In fact, it pays pretty well if one works for the right people. Most people who do it don’t do it for long because it is disgusting. The fact that this film glosses over the disgusting parts even while showing them on screen must be forgiven. At least it is being brought out in the open.

This film is a romantic comedy, not a tragedy, so everything works out OK in the end. The porn stars don’t become crack addicts and die in sleazy dives, their hearts broken. Quite the contrary, the emerging director is able to enjoy her success in the limelight while earning the respect of her bourgeoisie parents. Even better, her altruistic never-say-die attitude rubs off on her future significant other and even the porn star cast who never thought they had it in them.

Well, they knew they had it in them all the time, they had just forgotten.

Emmy and Golden Globe nominated actor Leelee Sobieski plays Jody Balaban the college award winning film major who can’t get a job. Walking off the lot, that is, the parking lot, where she directs traffic, Jody is thrilled to find an acceptance letter stashed in the hundreds of rejections on her table. The acceptance letter appreciates her point of view, “the point of view of a female,” and invites her to join the studio as a producer. Things are looking up as Jodi bounces into the studio only to find that the films produced by Grind Productions usually develop the woman’s point of view when she is on her back, looking up.
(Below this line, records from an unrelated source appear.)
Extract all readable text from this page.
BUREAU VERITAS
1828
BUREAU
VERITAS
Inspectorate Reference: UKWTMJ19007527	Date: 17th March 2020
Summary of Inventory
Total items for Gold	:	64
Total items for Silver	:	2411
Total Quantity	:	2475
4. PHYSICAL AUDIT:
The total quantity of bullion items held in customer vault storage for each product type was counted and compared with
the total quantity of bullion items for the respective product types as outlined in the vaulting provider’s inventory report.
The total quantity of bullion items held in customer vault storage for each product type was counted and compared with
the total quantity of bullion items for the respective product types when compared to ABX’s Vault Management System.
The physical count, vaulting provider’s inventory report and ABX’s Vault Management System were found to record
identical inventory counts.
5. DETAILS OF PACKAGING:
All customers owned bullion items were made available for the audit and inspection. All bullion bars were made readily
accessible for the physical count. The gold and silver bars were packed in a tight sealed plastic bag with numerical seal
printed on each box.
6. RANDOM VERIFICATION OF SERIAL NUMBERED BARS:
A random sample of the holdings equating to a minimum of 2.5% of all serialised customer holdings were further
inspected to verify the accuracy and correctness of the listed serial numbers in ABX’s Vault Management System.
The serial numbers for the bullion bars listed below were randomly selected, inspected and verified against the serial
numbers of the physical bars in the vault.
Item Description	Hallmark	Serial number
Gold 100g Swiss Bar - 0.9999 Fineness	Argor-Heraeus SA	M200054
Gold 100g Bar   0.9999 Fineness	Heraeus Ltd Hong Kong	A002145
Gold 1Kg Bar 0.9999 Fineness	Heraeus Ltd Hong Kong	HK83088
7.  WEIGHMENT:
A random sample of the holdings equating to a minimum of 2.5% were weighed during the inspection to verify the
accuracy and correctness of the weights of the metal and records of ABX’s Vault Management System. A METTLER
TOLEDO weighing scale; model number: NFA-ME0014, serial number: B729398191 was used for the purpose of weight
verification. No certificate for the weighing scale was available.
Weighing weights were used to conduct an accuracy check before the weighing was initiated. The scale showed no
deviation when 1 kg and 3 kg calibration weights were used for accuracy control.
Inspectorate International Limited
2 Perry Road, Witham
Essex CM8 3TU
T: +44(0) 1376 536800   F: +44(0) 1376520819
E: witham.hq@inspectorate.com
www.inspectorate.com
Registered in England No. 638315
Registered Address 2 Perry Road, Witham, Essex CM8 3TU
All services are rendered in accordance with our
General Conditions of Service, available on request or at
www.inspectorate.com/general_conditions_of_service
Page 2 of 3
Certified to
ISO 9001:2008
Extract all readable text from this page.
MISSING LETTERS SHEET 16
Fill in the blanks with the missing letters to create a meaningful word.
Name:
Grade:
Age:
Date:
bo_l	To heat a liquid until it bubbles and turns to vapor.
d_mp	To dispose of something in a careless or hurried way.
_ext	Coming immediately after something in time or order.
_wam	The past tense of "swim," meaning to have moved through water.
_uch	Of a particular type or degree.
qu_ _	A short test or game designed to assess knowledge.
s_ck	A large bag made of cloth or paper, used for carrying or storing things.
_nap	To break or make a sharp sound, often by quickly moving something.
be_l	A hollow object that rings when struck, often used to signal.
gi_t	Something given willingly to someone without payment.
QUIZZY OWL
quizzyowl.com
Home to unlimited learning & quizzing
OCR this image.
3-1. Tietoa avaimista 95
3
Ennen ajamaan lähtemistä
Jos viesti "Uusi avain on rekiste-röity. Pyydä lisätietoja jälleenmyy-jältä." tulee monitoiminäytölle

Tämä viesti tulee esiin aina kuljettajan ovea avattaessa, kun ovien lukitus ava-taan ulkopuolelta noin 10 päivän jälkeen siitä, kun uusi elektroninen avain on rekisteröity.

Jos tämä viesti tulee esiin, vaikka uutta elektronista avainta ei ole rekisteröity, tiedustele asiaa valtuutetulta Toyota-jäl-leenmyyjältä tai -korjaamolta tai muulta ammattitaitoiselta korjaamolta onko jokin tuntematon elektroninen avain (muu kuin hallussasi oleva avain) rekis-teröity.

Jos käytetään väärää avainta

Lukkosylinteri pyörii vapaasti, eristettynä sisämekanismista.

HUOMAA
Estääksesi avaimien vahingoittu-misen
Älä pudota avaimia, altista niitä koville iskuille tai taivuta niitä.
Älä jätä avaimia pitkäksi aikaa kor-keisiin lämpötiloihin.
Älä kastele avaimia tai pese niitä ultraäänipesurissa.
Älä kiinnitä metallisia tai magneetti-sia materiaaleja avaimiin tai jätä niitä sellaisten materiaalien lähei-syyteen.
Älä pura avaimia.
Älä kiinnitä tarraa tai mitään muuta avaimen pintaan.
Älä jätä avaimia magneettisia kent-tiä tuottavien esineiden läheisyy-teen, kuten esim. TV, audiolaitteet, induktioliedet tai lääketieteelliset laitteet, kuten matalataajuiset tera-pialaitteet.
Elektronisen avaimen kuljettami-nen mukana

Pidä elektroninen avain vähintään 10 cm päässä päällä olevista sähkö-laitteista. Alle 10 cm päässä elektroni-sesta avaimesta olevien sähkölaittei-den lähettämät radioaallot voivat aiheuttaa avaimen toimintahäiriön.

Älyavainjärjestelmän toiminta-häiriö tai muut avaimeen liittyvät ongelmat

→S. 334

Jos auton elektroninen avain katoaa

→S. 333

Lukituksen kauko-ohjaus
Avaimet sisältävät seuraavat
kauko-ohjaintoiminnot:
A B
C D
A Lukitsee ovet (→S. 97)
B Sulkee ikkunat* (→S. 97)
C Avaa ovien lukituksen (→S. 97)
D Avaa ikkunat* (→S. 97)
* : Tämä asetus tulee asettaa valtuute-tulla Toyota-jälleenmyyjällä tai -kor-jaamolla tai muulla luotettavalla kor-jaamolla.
Shocked at first, Jodi reviews her bank account and considers moving in with her parents before realizing she has absolutely no choice. Her parent are thrilled when they find out she has a film making job. Her prestige in the family is restored and Jody submerges her actual profession deep in hiding. As her parents circle in the background, Jody schemes to make her own film at night, using the studio in secret. She sneaks in and out; working 20-hour days while putting beans on her plate and making her dream come true at the same time.

In the midst of this she meets fellow college film making star Jeff Drake, now a senior producer at Grind. Jeff Drake is played by Matthew Davis
(“Legally Blond”). Jeff starts as a sort of big brother and eventually becomes, well, you know.

This is a remarkably fresh and daring indie production with first-rate work by writer director Davis and leads Sobieski and Davis. The supporting cast is good, as is the sound track. The film combines sincere and honest performances while spotlighting the porn industry as an enemy who, in fact, may be us. Kristen Johnston plays Irene Fox, the porn studio owner with class and style. She neither over-plays the part of Irene as a slutty, jaded exploiter of youngsters nor underplays her as a dummy. The brain of the porn company is portrayed as somebody who is just trying to make payroll and retire like everybody else. An over-simplification? You be the judge.

As far as the supporting cast goes, the trophy may well go to Jamie Kennedy playing dimwitted porn star Richard 'Dick' Harder. By consistently not getting it, the Harder character may actually be writer Davis’ take on the consumers of porn. They live the most ridiculous sex fantasies in the world, day in and day out, and are never fully engaged in the reality of their actions. In the end, it is all show business to them, producers and consumers alike. Except for the few people who see it as a means to an end; a different end entirely.